Imperial opponents should not remain isolated. They must secure military allies. The case of Syria is clear. Assad built a coalition of Russia, Iran and Hezbollah which effectively countered the US-EU-Israeli- Turkish and Saudi backed terrorist ‘rebels’.

Iran did agree to dismantle its nuclear capacity but it retained its ICBM program which can retaliate to surprise military attacks by Israel or the US. Almost surely Israel will insist that the US suffer the cost of Middle East wars, to Tel Aviv’s advantage.

North Korea has already made unilateral, non-reciprocal concessions to the US and to a lesser degree to South Korea.

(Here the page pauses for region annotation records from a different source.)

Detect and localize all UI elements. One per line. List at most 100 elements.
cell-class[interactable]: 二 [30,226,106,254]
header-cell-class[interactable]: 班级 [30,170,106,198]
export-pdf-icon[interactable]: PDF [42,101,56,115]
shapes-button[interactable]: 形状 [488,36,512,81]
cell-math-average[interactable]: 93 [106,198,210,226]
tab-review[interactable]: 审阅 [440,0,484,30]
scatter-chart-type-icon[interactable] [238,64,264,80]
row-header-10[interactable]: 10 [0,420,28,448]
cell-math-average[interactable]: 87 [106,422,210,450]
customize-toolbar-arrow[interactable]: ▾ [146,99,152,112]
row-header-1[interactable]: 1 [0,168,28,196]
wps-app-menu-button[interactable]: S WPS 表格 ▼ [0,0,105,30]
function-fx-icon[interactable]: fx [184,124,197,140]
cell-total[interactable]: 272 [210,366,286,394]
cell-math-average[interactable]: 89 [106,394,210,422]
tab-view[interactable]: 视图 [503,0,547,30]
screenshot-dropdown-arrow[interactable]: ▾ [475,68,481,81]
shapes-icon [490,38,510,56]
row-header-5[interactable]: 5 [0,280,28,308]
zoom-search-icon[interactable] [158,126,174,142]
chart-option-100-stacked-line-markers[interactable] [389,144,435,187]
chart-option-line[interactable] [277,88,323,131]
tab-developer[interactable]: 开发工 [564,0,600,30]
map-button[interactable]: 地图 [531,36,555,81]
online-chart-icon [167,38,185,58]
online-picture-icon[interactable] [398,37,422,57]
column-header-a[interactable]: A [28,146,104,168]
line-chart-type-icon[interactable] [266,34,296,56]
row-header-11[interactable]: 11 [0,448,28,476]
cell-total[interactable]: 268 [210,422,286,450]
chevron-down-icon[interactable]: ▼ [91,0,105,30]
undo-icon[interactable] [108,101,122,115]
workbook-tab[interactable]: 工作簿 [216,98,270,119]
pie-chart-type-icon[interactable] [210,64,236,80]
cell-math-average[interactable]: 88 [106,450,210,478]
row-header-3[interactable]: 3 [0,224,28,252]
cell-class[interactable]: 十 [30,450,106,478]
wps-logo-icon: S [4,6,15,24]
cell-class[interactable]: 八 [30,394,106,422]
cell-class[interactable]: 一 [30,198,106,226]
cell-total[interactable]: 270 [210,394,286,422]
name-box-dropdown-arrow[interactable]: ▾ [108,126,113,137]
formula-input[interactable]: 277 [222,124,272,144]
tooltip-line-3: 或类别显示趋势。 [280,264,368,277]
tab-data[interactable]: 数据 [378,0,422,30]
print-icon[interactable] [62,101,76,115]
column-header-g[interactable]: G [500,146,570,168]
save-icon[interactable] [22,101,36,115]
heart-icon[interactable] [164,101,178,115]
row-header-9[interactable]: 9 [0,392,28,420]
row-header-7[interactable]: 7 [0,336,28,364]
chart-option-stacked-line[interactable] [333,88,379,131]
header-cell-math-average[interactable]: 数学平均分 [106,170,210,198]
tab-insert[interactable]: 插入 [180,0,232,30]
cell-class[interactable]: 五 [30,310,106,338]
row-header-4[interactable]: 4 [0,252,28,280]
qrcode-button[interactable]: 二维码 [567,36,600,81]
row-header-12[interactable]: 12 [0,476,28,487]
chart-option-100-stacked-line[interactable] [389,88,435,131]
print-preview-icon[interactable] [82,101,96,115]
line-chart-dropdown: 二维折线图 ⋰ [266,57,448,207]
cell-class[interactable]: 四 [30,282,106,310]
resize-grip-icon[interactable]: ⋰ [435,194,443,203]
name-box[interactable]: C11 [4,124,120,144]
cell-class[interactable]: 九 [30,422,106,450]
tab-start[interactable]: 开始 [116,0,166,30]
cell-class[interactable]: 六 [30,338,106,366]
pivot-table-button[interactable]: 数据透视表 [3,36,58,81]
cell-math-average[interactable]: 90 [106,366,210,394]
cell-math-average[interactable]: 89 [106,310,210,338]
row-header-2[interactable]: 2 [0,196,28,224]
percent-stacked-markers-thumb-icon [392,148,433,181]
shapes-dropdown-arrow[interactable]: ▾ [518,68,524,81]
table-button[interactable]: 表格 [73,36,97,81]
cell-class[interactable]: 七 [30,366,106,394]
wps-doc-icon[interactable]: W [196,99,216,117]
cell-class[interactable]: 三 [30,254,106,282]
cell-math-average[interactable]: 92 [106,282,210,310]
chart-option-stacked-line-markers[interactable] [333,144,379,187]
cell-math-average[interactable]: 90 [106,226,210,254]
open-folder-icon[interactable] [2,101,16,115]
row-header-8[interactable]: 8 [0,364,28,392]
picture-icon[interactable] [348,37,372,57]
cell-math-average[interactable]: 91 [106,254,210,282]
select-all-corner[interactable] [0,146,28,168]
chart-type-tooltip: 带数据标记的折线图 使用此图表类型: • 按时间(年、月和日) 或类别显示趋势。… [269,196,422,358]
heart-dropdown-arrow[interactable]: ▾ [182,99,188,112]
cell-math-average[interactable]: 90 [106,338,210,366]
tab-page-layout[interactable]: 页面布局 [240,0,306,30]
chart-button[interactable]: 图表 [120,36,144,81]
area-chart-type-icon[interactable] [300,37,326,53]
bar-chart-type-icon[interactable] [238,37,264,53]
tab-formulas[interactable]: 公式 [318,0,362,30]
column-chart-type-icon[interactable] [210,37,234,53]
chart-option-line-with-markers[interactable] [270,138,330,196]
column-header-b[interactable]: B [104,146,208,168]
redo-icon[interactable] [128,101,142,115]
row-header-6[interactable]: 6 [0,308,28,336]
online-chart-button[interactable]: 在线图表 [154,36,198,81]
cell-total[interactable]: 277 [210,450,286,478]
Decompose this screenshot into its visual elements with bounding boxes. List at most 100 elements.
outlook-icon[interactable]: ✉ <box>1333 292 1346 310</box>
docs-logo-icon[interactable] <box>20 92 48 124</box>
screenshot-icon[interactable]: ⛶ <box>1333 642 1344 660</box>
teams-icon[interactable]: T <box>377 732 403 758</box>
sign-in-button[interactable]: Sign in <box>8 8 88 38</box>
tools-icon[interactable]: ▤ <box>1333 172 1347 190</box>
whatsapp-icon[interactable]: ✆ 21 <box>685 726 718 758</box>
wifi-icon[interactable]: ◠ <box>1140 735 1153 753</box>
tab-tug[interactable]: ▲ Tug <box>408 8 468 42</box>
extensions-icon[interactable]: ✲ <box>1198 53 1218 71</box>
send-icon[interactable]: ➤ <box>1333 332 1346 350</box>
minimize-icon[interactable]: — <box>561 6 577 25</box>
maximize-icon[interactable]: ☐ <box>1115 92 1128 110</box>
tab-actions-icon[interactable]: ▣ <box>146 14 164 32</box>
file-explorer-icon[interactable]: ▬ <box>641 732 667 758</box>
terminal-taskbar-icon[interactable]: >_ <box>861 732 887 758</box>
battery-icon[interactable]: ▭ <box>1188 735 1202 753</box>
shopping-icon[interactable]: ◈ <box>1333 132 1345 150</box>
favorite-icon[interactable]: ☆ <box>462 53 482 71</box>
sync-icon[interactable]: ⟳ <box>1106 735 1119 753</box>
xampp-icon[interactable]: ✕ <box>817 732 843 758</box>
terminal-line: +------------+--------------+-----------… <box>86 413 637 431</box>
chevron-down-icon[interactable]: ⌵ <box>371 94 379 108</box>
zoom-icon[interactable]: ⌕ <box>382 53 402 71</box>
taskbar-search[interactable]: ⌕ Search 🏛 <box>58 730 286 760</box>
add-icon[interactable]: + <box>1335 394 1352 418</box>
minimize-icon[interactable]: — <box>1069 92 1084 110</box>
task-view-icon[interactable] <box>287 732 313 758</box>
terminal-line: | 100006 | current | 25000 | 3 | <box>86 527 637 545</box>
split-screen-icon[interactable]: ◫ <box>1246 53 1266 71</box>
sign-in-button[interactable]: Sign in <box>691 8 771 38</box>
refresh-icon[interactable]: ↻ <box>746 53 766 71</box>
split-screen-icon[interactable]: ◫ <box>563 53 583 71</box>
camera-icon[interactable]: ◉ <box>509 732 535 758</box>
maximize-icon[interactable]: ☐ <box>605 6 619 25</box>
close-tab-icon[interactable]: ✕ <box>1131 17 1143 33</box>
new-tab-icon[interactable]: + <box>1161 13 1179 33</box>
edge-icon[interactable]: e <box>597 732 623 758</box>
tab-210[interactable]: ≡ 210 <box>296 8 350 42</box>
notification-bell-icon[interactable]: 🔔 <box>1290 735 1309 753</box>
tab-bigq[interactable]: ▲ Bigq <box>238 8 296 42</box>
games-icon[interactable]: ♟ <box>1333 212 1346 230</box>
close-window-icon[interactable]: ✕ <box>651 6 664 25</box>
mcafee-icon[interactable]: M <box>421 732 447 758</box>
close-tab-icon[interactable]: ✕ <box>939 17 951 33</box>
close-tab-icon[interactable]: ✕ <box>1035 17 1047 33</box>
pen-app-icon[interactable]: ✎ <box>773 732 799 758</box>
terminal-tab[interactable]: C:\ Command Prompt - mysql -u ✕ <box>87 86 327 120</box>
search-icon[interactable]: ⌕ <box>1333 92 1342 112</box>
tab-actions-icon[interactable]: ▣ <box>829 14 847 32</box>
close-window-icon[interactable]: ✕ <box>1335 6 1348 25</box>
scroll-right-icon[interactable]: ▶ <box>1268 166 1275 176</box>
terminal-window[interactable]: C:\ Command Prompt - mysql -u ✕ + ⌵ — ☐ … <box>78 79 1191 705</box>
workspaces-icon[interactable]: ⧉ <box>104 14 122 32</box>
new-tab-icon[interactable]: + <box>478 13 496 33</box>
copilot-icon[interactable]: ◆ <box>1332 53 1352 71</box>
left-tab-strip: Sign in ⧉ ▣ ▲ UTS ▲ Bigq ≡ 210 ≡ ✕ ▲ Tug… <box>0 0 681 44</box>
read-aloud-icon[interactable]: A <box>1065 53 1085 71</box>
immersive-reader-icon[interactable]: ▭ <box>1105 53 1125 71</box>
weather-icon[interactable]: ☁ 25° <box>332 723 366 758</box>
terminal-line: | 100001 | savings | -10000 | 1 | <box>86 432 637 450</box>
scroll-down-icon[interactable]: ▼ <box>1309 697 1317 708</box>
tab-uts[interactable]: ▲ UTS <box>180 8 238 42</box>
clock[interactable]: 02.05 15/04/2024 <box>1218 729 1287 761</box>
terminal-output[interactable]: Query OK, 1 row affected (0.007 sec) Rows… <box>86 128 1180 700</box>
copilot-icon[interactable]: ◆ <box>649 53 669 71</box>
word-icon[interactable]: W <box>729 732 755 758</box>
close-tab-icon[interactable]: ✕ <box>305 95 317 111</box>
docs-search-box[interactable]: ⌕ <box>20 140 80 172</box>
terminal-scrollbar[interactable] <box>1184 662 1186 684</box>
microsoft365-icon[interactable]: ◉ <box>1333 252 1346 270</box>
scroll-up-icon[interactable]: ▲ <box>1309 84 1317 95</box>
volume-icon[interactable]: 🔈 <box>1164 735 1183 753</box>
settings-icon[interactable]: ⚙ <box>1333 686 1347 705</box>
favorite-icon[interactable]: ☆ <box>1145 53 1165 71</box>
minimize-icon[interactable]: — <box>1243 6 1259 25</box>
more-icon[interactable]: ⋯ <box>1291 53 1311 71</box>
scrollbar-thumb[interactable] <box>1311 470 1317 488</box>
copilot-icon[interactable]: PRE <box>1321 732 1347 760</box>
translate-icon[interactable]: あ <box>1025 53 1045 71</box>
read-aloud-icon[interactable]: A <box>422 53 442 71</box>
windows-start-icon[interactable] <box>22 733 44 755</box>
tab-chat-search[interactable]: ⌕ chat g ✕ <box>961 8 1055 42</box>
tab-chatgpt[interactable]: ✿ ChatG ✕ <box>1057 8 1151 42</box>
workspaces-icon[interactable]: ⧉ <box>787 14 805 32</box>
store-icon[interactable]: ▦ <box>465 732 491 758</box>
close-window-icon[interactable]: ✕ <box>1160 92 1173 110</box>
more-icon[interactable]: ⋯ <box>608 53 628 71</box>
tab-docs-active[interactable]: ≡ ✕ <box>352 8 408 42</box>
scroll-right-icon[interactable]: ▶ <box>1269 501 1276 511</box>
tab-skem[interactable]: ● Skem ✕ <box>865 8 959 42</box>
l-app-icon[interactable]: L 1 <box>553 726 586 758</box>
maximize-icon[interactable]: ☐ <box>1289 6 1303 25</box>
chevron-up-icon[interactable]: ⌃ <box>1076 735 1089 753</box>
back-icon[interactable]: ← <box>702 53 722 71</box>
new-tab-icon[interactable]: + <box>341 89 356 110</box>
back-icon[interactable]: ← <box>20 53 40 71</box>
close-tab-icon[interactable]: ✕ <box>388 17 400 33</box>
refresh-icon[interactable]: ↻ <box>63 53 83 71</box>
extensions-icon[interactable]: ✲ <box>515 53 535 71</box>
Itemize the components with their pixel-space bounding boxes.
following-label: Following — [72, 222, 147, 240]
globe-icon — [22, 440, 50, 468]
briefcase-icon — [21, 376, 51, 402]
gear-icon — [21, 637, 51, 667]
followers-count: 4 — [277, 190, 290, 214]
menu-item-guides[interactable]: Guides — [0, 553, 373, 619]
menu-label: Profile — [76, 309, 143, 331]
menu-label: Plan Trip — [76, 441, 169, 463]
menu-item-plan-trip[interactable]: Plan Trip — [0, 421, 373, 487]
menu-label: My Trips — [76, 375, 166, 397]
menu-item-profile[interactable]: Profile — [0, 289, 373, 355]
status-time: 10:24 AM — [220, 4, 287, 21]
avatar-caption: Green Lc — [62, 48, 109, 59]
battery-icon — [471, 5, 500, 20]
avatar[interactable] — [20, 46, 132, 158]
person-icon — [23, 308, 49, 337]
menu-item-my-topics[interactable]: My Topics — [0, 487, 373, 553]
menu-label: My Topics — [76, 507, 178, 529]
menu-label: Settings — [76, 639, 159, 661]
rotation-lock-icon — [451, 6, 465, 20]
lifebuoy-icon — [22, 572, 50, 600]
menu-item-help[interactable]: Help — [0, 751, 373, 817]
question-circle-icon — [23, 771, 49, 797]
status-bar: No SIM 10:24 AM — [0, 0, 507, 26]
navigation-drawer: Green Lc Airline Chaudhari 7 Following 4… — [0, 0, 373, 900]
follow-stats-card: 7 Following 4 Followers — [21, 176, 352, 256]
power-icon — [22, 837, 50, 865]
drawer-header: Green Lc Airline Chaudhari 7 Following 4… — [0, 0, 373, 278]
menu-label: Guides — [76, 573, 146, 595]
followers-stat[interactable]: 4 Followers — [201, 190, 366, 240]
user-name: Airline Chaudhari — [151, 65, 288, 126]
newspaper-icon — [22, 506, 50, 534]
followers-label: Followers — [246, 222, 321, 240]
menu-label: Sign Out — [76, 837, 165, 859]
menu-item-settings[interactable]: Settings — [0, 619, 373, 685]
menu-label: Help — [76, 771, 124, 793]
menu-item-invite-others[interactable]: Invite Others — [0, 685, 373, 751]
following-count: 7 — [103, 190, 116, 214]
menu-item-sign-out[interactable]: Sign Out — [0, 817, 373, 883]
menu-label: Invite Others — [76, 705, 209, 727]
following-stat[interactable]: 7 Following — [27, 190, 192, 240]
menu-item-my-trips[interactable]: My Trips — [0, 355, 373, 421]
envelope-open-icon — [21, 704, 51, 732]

If it is unable to secure allies (like China and Russia ) and if it ends its nuclear deterrent it invites pressure for more concessions.

Lifting economic sanctions can be reciprocated but not by compromising strategic military defenses.

The basic principles are reciprocity, strategic defense and tactical economic flexibility. The guiding idea is that there are no permanent allies only permanent interests.

Misguided trust in lofty western imperial ‘values’ and not realistic recognition of imperial interests can be fatal to independent leaders and destructive to a people, as was clearly the case of Iraq, Libya and Palestine and near fatal to Syria.

The most recent example is the case of Iran: the US signed a peace agreement in 2016 and repudiated it in 2017.

It behooves North Korea to learn from the Iranian experience.

The imperial time frame for repudiating agreement may vary; Libya signed a disarmament agreement with the US in 2003 and Washington bombed them in 2011.

In all cases the principle remains the same. There is no historical example of an imperial power renouncing its interests in compliance with a paper agreement. It only abides with agreements when it has no other options.